South Florida resident Carl Nicholson of Everglades City recently posted an amazing video that shows a large alligator swimming off with a dead (and equally large) Burmese python. As the gator pushes the python toward a wild and tangled Florida shoreline, Nicholson says in the video that the incident occurred at the 29 Canal in South Florida. This region is known for its abundance of native alligators and invasive pythons.
In the video you can also hear Nicholson say: “That’s a big gator and he can’t even take it down. He’s trying though.”
It’s unknown whether the gator killed the python in an epic struggle between two apex predators, or if the gator simply found the snake dead and was taking advantage of a free meal.
But battles between the two top-tier Florida reptiles is well documented, and there are plenty of videos and reports about such encounters. Alligators have ruled Florida’s waterways since time immemorial. But in the last few decades, invasive Burmese pythons have reached the top of the food chain in south Florida.
Pythons have increased in number exponentially, and have spread from the Everglades to the south, east, west, and north. Current estimates of the statewide python population range from 30,000 and 300,000 snakes. Wherever they slither they can be counted on to take their share of rabbits, deer, turtles, raccoons, possums, and birds, along with any other wildlife species they can coil themselves around. Some studies have found that pythons can reduce small mammal populations by almost 90 percent.
Florida Predator vs. Pythons
Burmese pythons are among the largest snakes in the world, capable of growing to 20 feet. The biggest python caught and officially recorded in Florida measured 17 feet, 7 inches. Florida alligators are huge, too, with the state record measuring over 13 feet long, weighing more than half a ton. However, researchers say that once a python reaches about six feet in length it has no natural predators in the wild. If that’s true, it’s likely that the snake in the video above was found dead, and not killed by the gator.
Biologists and conservationists are of course cheering for native predators in python country. Last summer researchers with the USGS captured trail camera photographs and videos of a bobcat tangling with a 120-pound female python that was defending her nest.

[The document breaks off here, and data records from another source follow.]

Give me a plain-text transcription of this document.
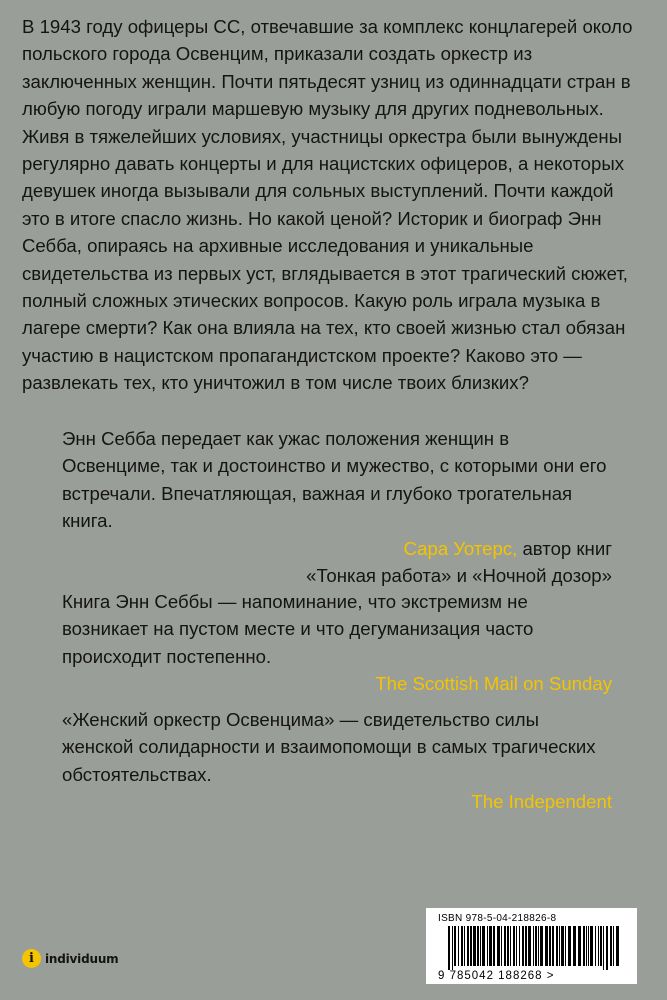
В 1943 году офицеры СС, отвечавшие за комплекс концлагерей около польского города Освенцим, приказали создать оркестр из заключенных женщин. Почти пятьдесят узниц из одиннадцати стран в любую погоду играли маршевую музыку для других подневольных. Живя в тяжелейших условиях, участницы оркестра были вынуждены регулярно давать концерты и для нацистских офицеров, а некоторых девушек иногда вызывали для сольных выступлений. Почти каждой это в итоге спасло жизнь. Но какой ценой? Историк и биограф Энн Себба, опираясь на архивные исследования и уникальные свидетельства из первых уст, вглядывается в этот трагический сюжет, полный сложных этических вопросов. Какую роль играла музыка в лагере смерти? Как она влияла на тех, кто своей жизнью стал обязан участию в нацистском пропагандистском проекте? Каково это — развлекать тех, кто уничтожил в том числе твоих близких?

Энн Себба передает как ужас положения женщин в Освенциме, так и достоинство и мужество, с которыми они его встречали. Впечатляющая, важная и глубоко трогательная книга.

Сара Уотерс, автор книг
«Тонкая работа» и «Ночной дозор»

Книга Энн Себбы — напоминание, что экстремизм не возникает на пустом месте и что дегуманизация часто происходит постепенно.

The Scottish Mail on Sunday

«Женский оркестр Освенцима» — свидетельство силы женской солидарности и взаимопомощи в самых трагических обстоятельствах.

The Independent
i individuum
9 785042 188268 >
ISBN 978-5-04-218826-8
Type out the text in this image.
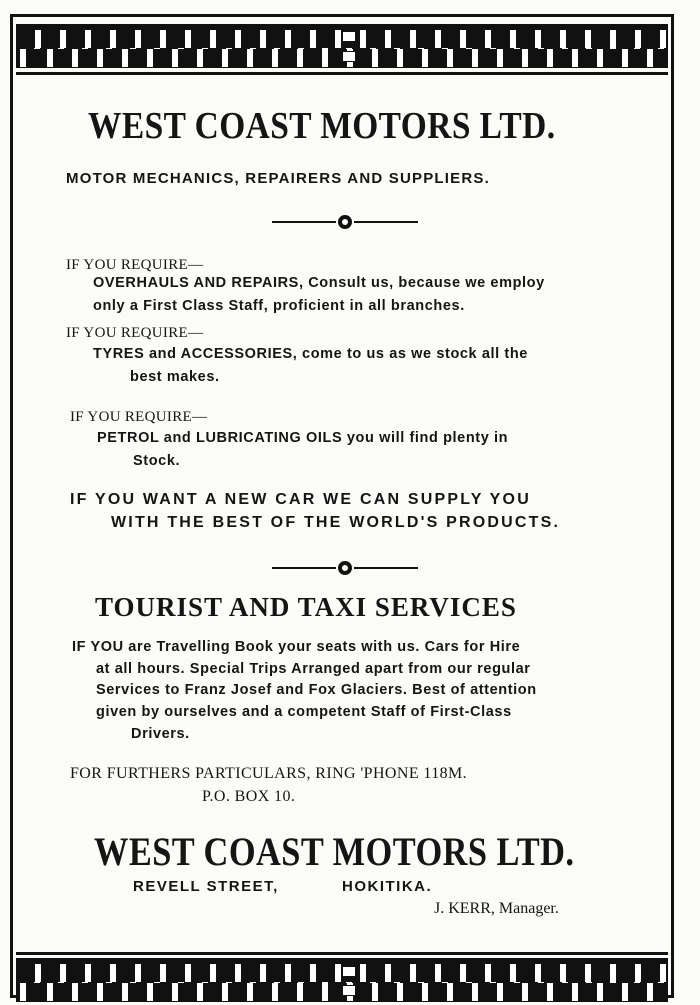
WEST COAST MOTORS LTD.
MOTOR MECHANICS, REPAIRERS AND SUPPLIERS.
IF YOU REQUIRE—
OVERHAULS AND REPAIRS, Consult us, because we employ
only a First Class Staff, proficient in all branches.
IF YOU REQUIRE—
TYRES and ACCESSORIES, come to us as we stock all the
best makes.
IF YOU REQUIRE—
PETROL and LUBRICATING OILS you will find plenty in
Stock.
IF YOU WANT A NEW CAR WE CAN SUPPLY YOU
WITH THE BEST OF THE WORLD'S PRODUCTS.
TOURIST AND TAXI SERVICES
IF YOU are Travelling Book your seats with us. Cars for Hire
at all hours. Special Trips Arranged apart from our regular
Services to Franz Josef and Fox Glaciers. Best of attention
given by ourselves and a competent Staff of First-Class
Drivers.
FOR FURTHERS PARTICULARS, RING 'PHONE 118M.
P.O. BOX 10.
WEST COAST MOTORS LTD.
REVELL STREET,	HOKITIKA.
J. KERR, Manager.
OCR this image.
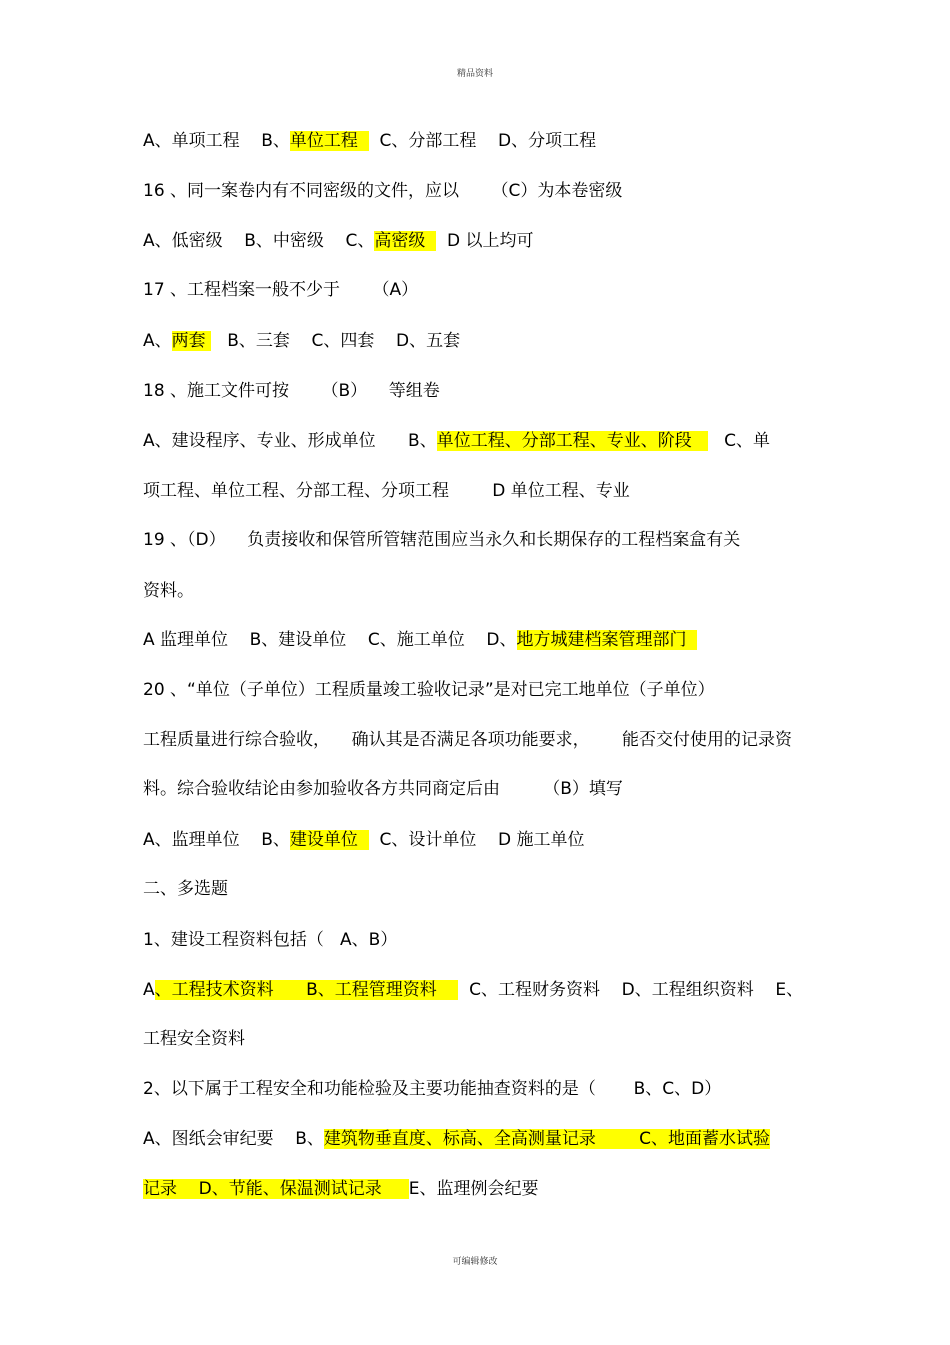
精品资料
A、单项工程    B、单位工程    C、分部工程    D、分项工程
16 、同一案卷内有不同密级的文件，应以      （C）为本卷密级
A、低密级    B、中密级    C、高密级    D 以上均可
17 、工程档案一般不少于      （A）
A、两套    B、三套    C、四套    D、五套
18 、施工文件可按      （B）    等组卷
A、建设程序、专业、形成单位      B、单位工程、分部工程、专业、阶段      C、单
项工程、单位工程、分部工程、分项工程        D 单位工程、专业
19 、（D）    负责接收和保管所管辖范围应当永久和长期保存的工程档案盒有关
资料。
A 监理单位    B、建设单位    C、施工单位    D、地方城建档案管理部门
20 、“单位（子单位）工程质量竣工验收记录”是对已完工地单位（子单位）
工程质量进行综合验收，    确认其是否满足各项功能要求，      能否交付使用的记录资
料。综合验收结论由参加验收各方共同商定后由        （B）填写
A、监理单位    B、建设单位    C、设计单位    D 施工单位
二、多选题
1、建设工程资料包括（   A、B）
A、工程技术资料      B、工程管理资料      C、工程财务资料    D、工程组织资料    E、
工程安全资料
2、以下属于工程安全和功能检验及主要功能抽查资料的是（       B、C、D）
A、图纸会审纪要    B、建筑物垂直度、标高、全高测量记录        C、地面蓄水试验
记录    D、节能、保温测试记录     E、监理例会纪要
可编辑修改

The bobcat and python fought to a standoff, but then the bobcat came back to raid the nest when the snake was gone. Over the course of several days, it picked the nest clean. This was the first time a bobcat had been documented preying on python eggs.
“We’re hoping to see if more natives are able to recognize pythons as a food item instead of it only being one-way predation,” lead researcher Andrea Currylow told the Miami New Times. “If that’s what’s really happening, that is so crazy! The capacity of this ecosystem to rebound is really exciting.”